Always interesting to see how Buffett is doing, especially in this new 21st century world.
Ignore the headline:
Just look at this bit:
…Buffett said the last eight years or so have been a tough environment for active investors to beat the S&P 500 index. In fact, he told CNBC that Berkshire investment managers Ted Weschler and Todd Combs have trailed the S&P 500 by a “tiny bit” since each joined the company…
However, Buffett pointed out that Combs and Weschler — both former hedge fund managers, and each managing about $13 billion of the Berkshire portfolio — have done better in the market than he has over the same time period.
Maybe I’m reading this wrong, but it does seem that neither Buffett nor two of his investment mangers have even equalled the S&P 500 during the last 8 years.
This is the +/- of BRK/A vs S&P 500 since 2009
The past decade has favored growth style investing and not the value style he is famous for. Four years of underperformance and 3 of just barely beating the S&P.
It’s also difficult for them to move the needle without hitting the “uncertainty principle”. If one of us buys a few thousand shares of the average company, it means a lot to us, but doesn’t affect the stock’s price much. If Berkshire buys a few million shares of one of the modest companies we chat about here - well, come to think of it, there may not be that many shares in existence on some of these companies …
If Berkshire buys a few million shares of one of the modest companies we chat about here - well, come to think of it, there may not be that many shares in existence on some of these companies …
Yeah, there definitely is a law of large numbers at play here. Buffett himself said as much a while back.
While we’re on Buffett, turns out that after buying $2.1B of Oracle in Q3 last year, he sold it all in Q4. He said (https://www.bloomberg.com/news/articles/2019-02-25/buffett-d… ):
“I’ve followed it from the standpoint of reading about it, but I felt I didn’t understand the business,” Buffett said Monday in an interview on CNBC. “Then after I started buying it, I felt I still don’t understand the business.
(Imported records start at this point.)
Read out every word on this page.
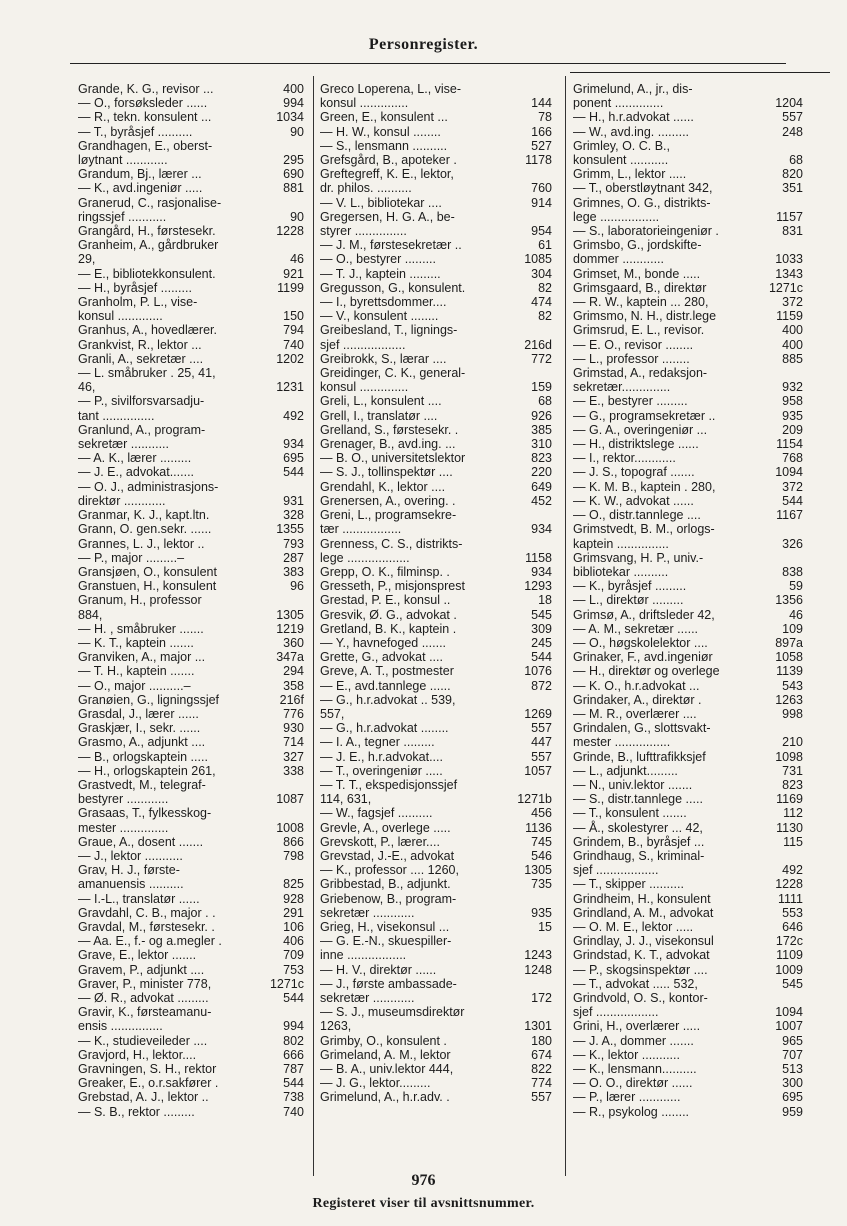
Personregister.
Grande, K. G., revisor ...	400
— O., forsøksleder ......	994
— R., tekn. konsulent ...	1034
— T., byråsjef ..........	90
Grandhagen, E., oberst-
løytnant ............	295
Grandum, Bj., lærer ...	690
— K., avd.ingeniør .....	881
Granerud, C., rasjonalise-
ringssjef ...........	90
Grangård, H., førstesekr.	1228
Granheim, A., gårdbruker
29,	46
— E., bibliotekkonsulent.	921
— H., byråsjef .........	1199
Granholm, P. L., vise-
konsul .............	150
Granhus, A., hovedlærer.	794
Grankvist, R., lektor ...	740
Granli, A., sekretær ....	1202
— L. småbruker . 25, 41,
46,	1231
— P., sivilforsvarsadju-
tant ...............	492
Granlund, A., program-
sekretær ...........	934
— A. K., lærer .........	695
— J. E., advokat.......	544
— O. J., administrasjons-
direktør ............	931
Granmar, K. J., kapt.ltn.	328
Grann, O. gen.sekr. ......	1355
Grannes, L. J., lektor ..	793
— P., major .........–	287
Gransjøen, O., konsulent	383
Granstuen, H., konsulent	96
Granum, H., professor
884,	1305
— H. , småbruker .......	1219
— K. T., kaptein .......	360
Granviken, A., major ...	347a
— T. H., kaptein .......	294
— O., major ..........–	358
Granøien, G., ligningssjef	216f
Grasdal, J., lærer ......	776
Graskjær, I., sekr. ......	930
Grasmo, A., adjunkt ....	714
— B., orlogskaptein .....	327
— H., orlogskaptein 261,	338
Grastvedt, M., telegraf-
bestyrer ............	1087
Grasaas, T., fylkesskog-
mester ..............	1008
Graue, A., dosent .......	866
— J., lektor ...........	798
Grav, H. J., første-
amanuensis ..........	825
— I.-L., translatør ......	928
Gravdahl, C. B., major . .	291
Gravdal, M., førstesekr. .	106
— Aa. E., f.- og a.megler .	406
Grave, E., lektor .......	709
Gravem, P., adjunkt ....	753
Graver, P., minister 778,	1271c
— Ø. R., advokat .........	544
Gravir, K., førsteamanu-
ensis ...............	994
— K., studieveileder ....	802
Gravjord, H., lektor....	666
Gravningen, S. H., rektor	787
Greaker, E., o.r.sakfører .	544
Grebstad, A. J., lektor ..	738
— S. B., rektor .........	740
Greco Loperena, L., vise-
konsul ..............	144
Green, E., konsulent ...	78
— H. W., konsul ........	166
— S., lensmann ..........	527
Grefsgård, B., apoteker .	1178
Greftegreff, K. E., lektor,
dr. philos. ..........	760
— V. L., bibliotekar ....	914
Gregersen, H. G. A., be-
styrer ...............	954
— J. M., førstesekretær ..	61
— O., bestyrer .........	1085
— T. J., kaptein .........	304
Gregusson, G., konsulent.	82
— I., byrettsdommer....	474
— V., konsulent ........	82
Greibesland, T., lignings-
sjef ..................	216d
Greibrokk, S., lærar ....	772
Greidinger, C. K., general-
konsul ..............	159
Greli, L., konsulent ....	68
Grell, I., translatør ....	926
Grelland, S., førstesekr. .	385
Grenager, B., avd.ing. ...	310
— B. O., universitetslektor	823
— S. J., tollinspektør ....	220
Grendahl, K., lektor ....	649
Grenersen, A., overing. .	452
Greni, L., programsekre-
tær .................	934
Grenness, C. S., distrikts-
lege ..................	1158
Grepp, O. K., filminsp. .	934
Gresseth, P., misjonsprest	1293
Grestad, P. E., konsul ..	18
Gresvik, Ø. G., advokat .	545
Gretland, B. K., kaptein .	309
— Y., havnefoged .......	245
Grette, G., advokat ....	544
Greve, A. T., postmester	1076
— E., avd.tannlege ......	872
— G., h.r.advokat .. 539,
557,	1269
— G., h.r.advokat ........	557
— I. A., tegner .........	447
— J. E., h.r.advokat....	557
— T., overingeniør .....	1057
— T. T., ekspedisjonssjef
114, 631,	1271b
— W., fagsjef ..........	456
Grevle, A., overlege .....	1136
Grevskott, P., lærer....	745
Grevstad, J.-E., advokat	546
— K., professor .... 1260,	1305
Gribbestad, B., adjunkt.	735
Griebenow, B., program-
sekretær ............	935
Grieg, H., visekonsul ...	15
— G. E.-N., skuespiller-
inne .................	1243
— H. V., direktør ......	1248
— J., første ambassade-
sekretær ............	172
— S. J., museumsdirektør
1263,	1301
Grimby, O., konsulent .	180
Grimeland, A. M., lektor	674
— B. A., univ.lektor 444,	822
— J. G., lektor.........	774
Grimelund, A., h.r.adv. .	557
Grimelund, A., jr., dis-
ponent ..............	1204
— H., h.r.advokat ......	557
— W., avd.ing. .........	248
Grimley, O. C. B.,
konsulent ...........	68
Grimm, L., lektor .....	820
— T., oberstløytnant 342,	351
Grimnes, O. G., distrikts-
lege .................	1157
— S., laboratorieingeniør .	831
Grimsbo, G., jordskifte-
dommer ............	1033
Grimset, M., bonde .....	1343
Grimsgaard, B., direktør	1271c
— R. W., kaptein ... 280,	372
Grimsmo, N. H., distr.lege	1159
Grimsrud, E. L., revisor.	400
— E. O., revisor ........	400
— L., professor ........	885
Grimstad, A., redaksjon-
sekretær..............	932
— E., bestyrer .........	958
— G., programsekretær ..	935
— G. A., overingeniør ...	209
— H., distriktslege ......	1154
— I., rektor............	768
— J. S., topograf .......	1094
— K. M. B., kaptein . 280,	372
— K. W., advokat ......	544
— O., distr.tannlege ....	1167
Grimstvedt, B. M., orlogs-
kaptein ...............	326
Grimsvang, H. P., univ.-
bibliotekar ..........	838
— K., byråsjef .........	59
— L., direktør .........	1356
Grimsø, A., driftsleder 42,	46
— A. M., sekretær ......	109
— O., høgskolelektor ....	897a
Grinaker, F., avd.ingeniør	1058
— H., direktør og overlege	1139
— K. O., h.r.advokat ...	543
Grindaker, A., direktør .	1263
— M. R., overlærer ....	998
Grindalen, G., slottsvakt-
mester ................	210
Grinde, B., lufttrafikksjef	1098
— L., adjunkt.........	731
— N., univ.lektor .......	823
— S., distr.tannlege .....	1169
— T., konsulent .......	112
— Å., skolestyrer ... 42,	1130
Grindem, B., byråsjef ...	115
Grindhaug, S., kriminal-
sjef ..................	492
— T., skipper ..........	1228
Grindheim, H., konsulent	1111
Grindland, A. M., advokat	553
— O. M. E., lektor .....	646
Grindlay, J. J., visekonsul	172c
Grindstad, K. T., advokat	1109
— P., skogsinspektør ....	1009
— T., advokat ..... 532,	545
Grindvold, O. S., kontor-
sjef ..................	1094
Grini, H., overlærer .....	1007
— J. A., dommer .......	965
— K., lektor ...........	707
— K., lensmann..........	513
— O. O., direktør ......	300
— P., lærer ............	695
— R., psykolog ........	959
976
Registeret viser til avsnittsnummer.
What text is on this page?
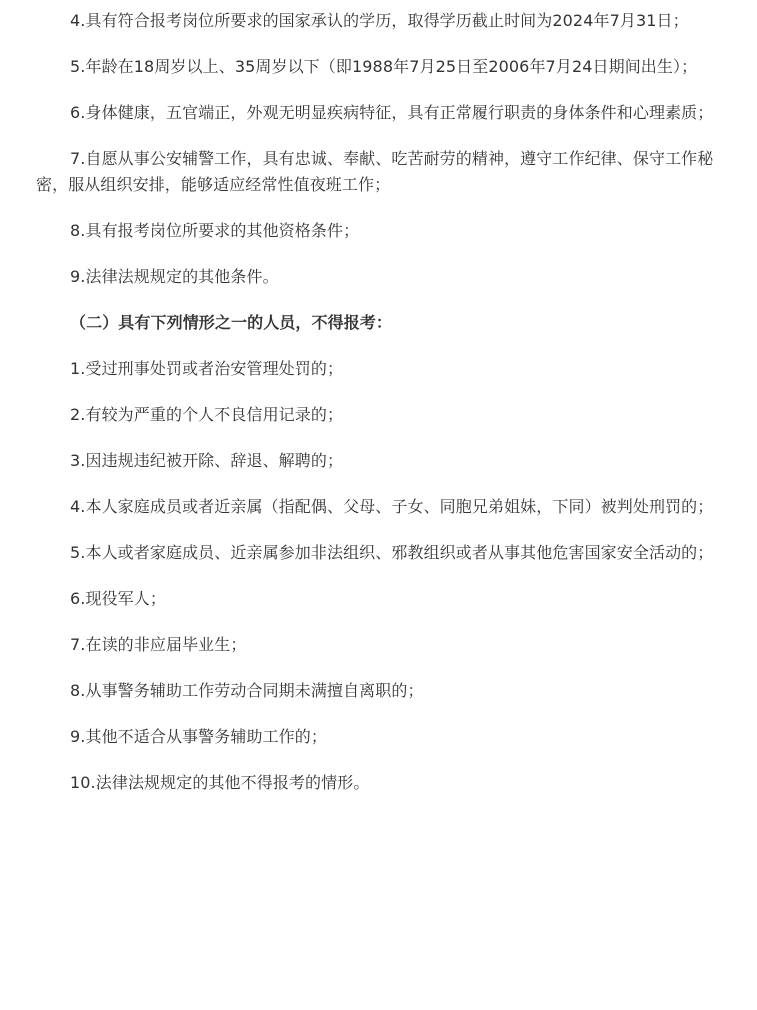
4.具有符合报考岗位所要求的国家承认的学历，取得学历截止时间为2024年7月31日；

5.年龄在18周岁以上、35周岁以下（即1988年7月25日至2006年7月24日期间出生）；

6.身体健康，五官端正，外观无明显疾病特征，具有正常履行职责的身体条件和心理素质；

7.自愿从事公安辅警工作，具有忠诚、奉献、吃苦耐劳的精神，遵守工作纪律、保守工作秘密，服从组织安排，能够适应经常性值夜班工作；

8.具有报考岗位所要求的其他资格条件；

9.法律法规规定的其他条件。

（二）具有下列情形之一的人员，不得报考：

1.受过刑事处罚或者治安管理处罚的；

2.有较为严重的个人不良信用记录的；

3.因违规违纪被开除、辞退、解聘的；

4.本人家庭成员或者近亲属（指配偶、父母、子女、同胞兄弟姐妹，下同）被判处刑罚的；

5.本人或者家庭成员、近亲属参加非法组织、邪教组织或者从事其他危害国家安全活动的；

6.现役军人；

7.在读的非应届毕业生；

8.从事警务辅助工作劳动合同期未满擅自离职的；

9.其他不适合从事警务辅助工作的；

10.法律法规规定的其他不得报考的情形。
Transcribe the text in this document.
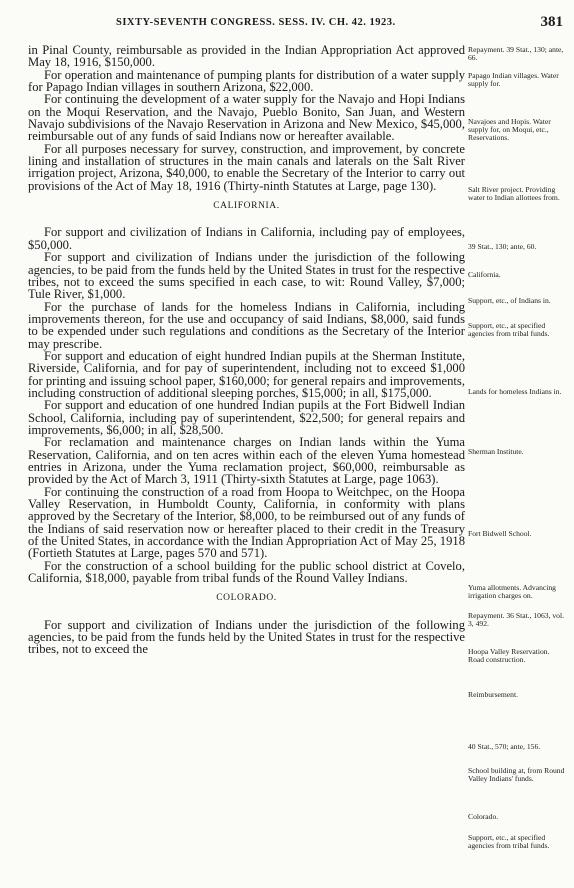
SIXTY-SEVENTH CONGRESS. SESS. IV. CH. 42. 1923.	381

in Pinal County, reimbursable as provided in the Indian Appropriation Act approved May 18, 1916, $150,000.

For operation and maintenance of pumping plants for distribution of a water supply for Papago Indian villages in southern Arizona, $22,000.

For continuing the development of a water supply for the Navajo and Hopi Indians on the Moqui Reservation, and the Navajo, Pueblo Bonito, San Juan, and Western Navajo subdivisions of the Navajo Reservation in Arizona and New Mexico, $45,000, reimbursable out of any funds of said Indians now or hereafter available.

For all purposes necessary for survey, construction, and improvement, by concrete lining and installation of structures in the main canals and laterals on the Salt River irrigation project, Arizona, $40,000, to enable the Secretary of the Interior to carry out provisions of the Act of May 18, 1916 (Thirty-ninth Statutes at Large, page 130).

CALIFORNIA.

For support and civilization of Indians in California, including pay of employees, $50,000.

For support and civilization of Indians under the jurisdiction of the following agencies, to be paid from the funds held by the United States in trust for the respective tribes, not to exceed the sums specified in each case, to wit: Round Valley, $7,000; Tule River, $1,000.

For the purchase of lands for the homeless Indians in California, including improvements thereon, for the use and occupancy of said Indians, $8,000, said funds to be expended under such regulations and conditions as the Secretary of the Interior may prescribe.

For support and education of eight hundred Indian pupils at the Sherman Institute, Riverside, California, and for pay of superintendent, including not to exceed $1,000 for printing and issuing school paper, $160,000; for general repairs and improvements, including construction of additional sleeping porches, $15,000; in all, $175,000.

For support and education of one hundred Indian pupils at the Fort Bidwell Indian School, California, including pay of superintendent, $22,500; for general repairs and improvements, $6,000; in all, $28,500.

For reclamation and maintenance charges on Indian lands within the Yuma Reservation, California, and on ten acres within each of the eleven Yuma homestead entries in Arizona, under the Yuma reclamation project, $60,000, reimbursable as provided by the Act of March 3, 1911 (Thirty-sixth Statutes at Large, page 1063).

For continuing the construction of a road from Hoopa to Weitchpec, on the Hoopa Valley Reservation, in Humboldt County, California, in conformity with plans approved by the Secretary of the Interior, $8,000, to be reimbursed out of any funds of the Indians of said reservation now or hereafter placed to their credit in the Treasury of the United States, in accordance with the Indian Appropriation Act of May 25, 1918 (Fortieth Statutes at Large, pages 570 and 571).

For the construction of a school building for the public school district at Covelo, California, $18,000, payable from tribal funds of the Round Valley Indians.

COLORADO.

For support and civilization of Indians under the jurisdiction of the following agencies, to be paid from the funds held by the United States in trust for the respective tribes, not to exceed the

Repayment. 39 Stat., 130; ante, 66.
Papago Indian villages. Water supply for.
Navajoes and Hopis. Water supply for, on Moqui, etc., Reservations.
Salt River project. Providing water to Indian allottees from.
39 Stat., 130; ante, 60.
California.
Support, etc., of Indians in.
Support, etc., at specified agencies from tribal funds.
Lands for homeless Indians in.
Sherman Institute.
Fort Bidwell School.
Yuma allotments. Advancing irrigation charges on.
Repayment. 36 Stat., 1063, vol. 3, 492.
Hoopa Valley Reservation. Road construction.
Reimbursement.
40 Stat., 570; ante, 156.
School building at, from Round Valley Indians' funds.
Colorado.
Support, etc., at specified agencies from tribal funds.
I actually changed my mind in terms of understanding it…Oracle is a great business, but I don’t think, particularly after my experience with IBM, I don’t think I understand exactly where the cloud is going.”
There’s no denying what Buffett has accomplished, but the world he knew has changed. It’s not just IBM or Oracle, looks at what has just happened with Kraft Heinz. I read an article saying the brands are “Cuban Missile Crises brands” - the brands that you’d stock in your fallout shelter back in the day (if you have to Google “Cuban Missile Crises” or “fallout shelter” you’re young enough to have made my point).